La Grèce et Rome : une décadence, pas un cataclysme
Les Grecs, eux, n’attendent rien. Hésiode, au VIIIe siècle avant notre ère, décrit dans Les Travaux et les Jours cinq races humaines successives : or, argent, bronze, héros, fer. Chacune plus mauvaise que la précédente. Et Hésiode vit dans la cinquième, celle du fer, où l’on travaille dur, où le fils méprise le père, où la justice cède à la force. Il ne prédit pas de fin. Il constate une usure.
C’est une eschatologie de paysan grec : le monde ne s’arrête pas, il se dégrade, et l’on regrette. Rien à espérer, rien à préparer.
Rome hérite de cette humeur et l’oriente vers la politique. Lucrèce, au Ier siècle avant notre ère, écrit que les murailles du monde s’effondreront un jour — mais par pure mécanique atomique, sans dieu, sans procès. Virgile, à l’inverse, annonce dans sa quatrième Bucolique le retour d’un âge d’or et la naissance d’un enfant qui ouvrira une ère nouvelle : les chrétiens y liront plus tard une prophétie, ce qu’elle n’était certainement pas.
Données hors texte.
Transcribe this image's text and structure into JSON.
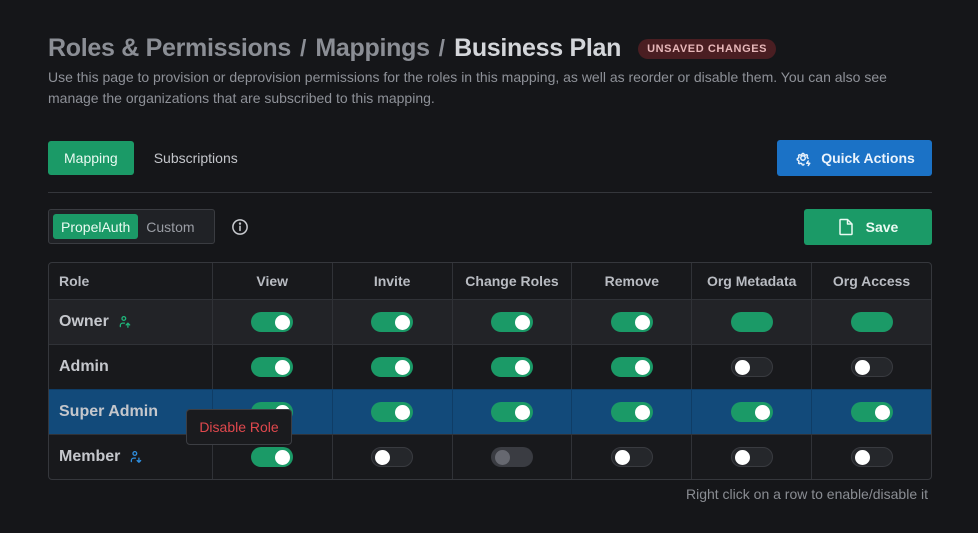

La vraie angoisse romaine est ailleurs, et elle est concrète. Des auteurs de l’Antiquité tardive rapportent une prophétie selon laquelle les douze vautours aperçus par Romulus au moment de fonder la Ville lui accordaient douze siècles d’existence — soit une échéance autour du milieu du Ve siècle. On ignore si cette lecture circulait dès les origines ou si elle a été reconstruite après coup, quand l’effondrement devenait visible. En 476, le dernier empereur d’Occident est déposé. Rome n’a pas connu de fin du monde. Elle a connu la fin de son monde, ce qui, pour un Romain, revenait au même.
Ce que la forme de la peur raconte
Mettons les récits côte à côte. La Mésopotamie inondée invente la destruction par l’eau. L’Égypte, dont la survie tient à la régularité du fleuve et à la solidité de l’État, redoute le désordre plutôt que la fin. La Perse, qui pense un combat cosmique entre bien et mal, invente le jugement et le rendez-vous. La Grèce des cités vieillissantes invente la décadence. Rome, empire menacé sur ses limes, invente la chute politique.
Aucune de ces sociétés n’a inventé la fin du monde par superstition ou par naïveté. Chacune a formulé, dans le langage de son temps, une réponse à une question très pratique : qu’est-ce qui, chez nous, peut céder ? Le récit apocalyptique est une radiographie. Il montre le point de fragilité que la société se connaît.
C’est un instrument qu’on peut retourner vers nous. Nos propres scénarios de fin — dérèglement climatique, arme nucléaire, intelligence artificielle — ne parlent pas seulement d’un avenir. Ils désignent ce dont nous nous savons capables, et ce que nous ne contrôlons plus. Reste une différence, et elle n’est pas mince : les fins du monde antiques venaient d’ailleurs, des dieux, du ciel, du fleuve. Les nôtres, pour la première fois, viennent de nous.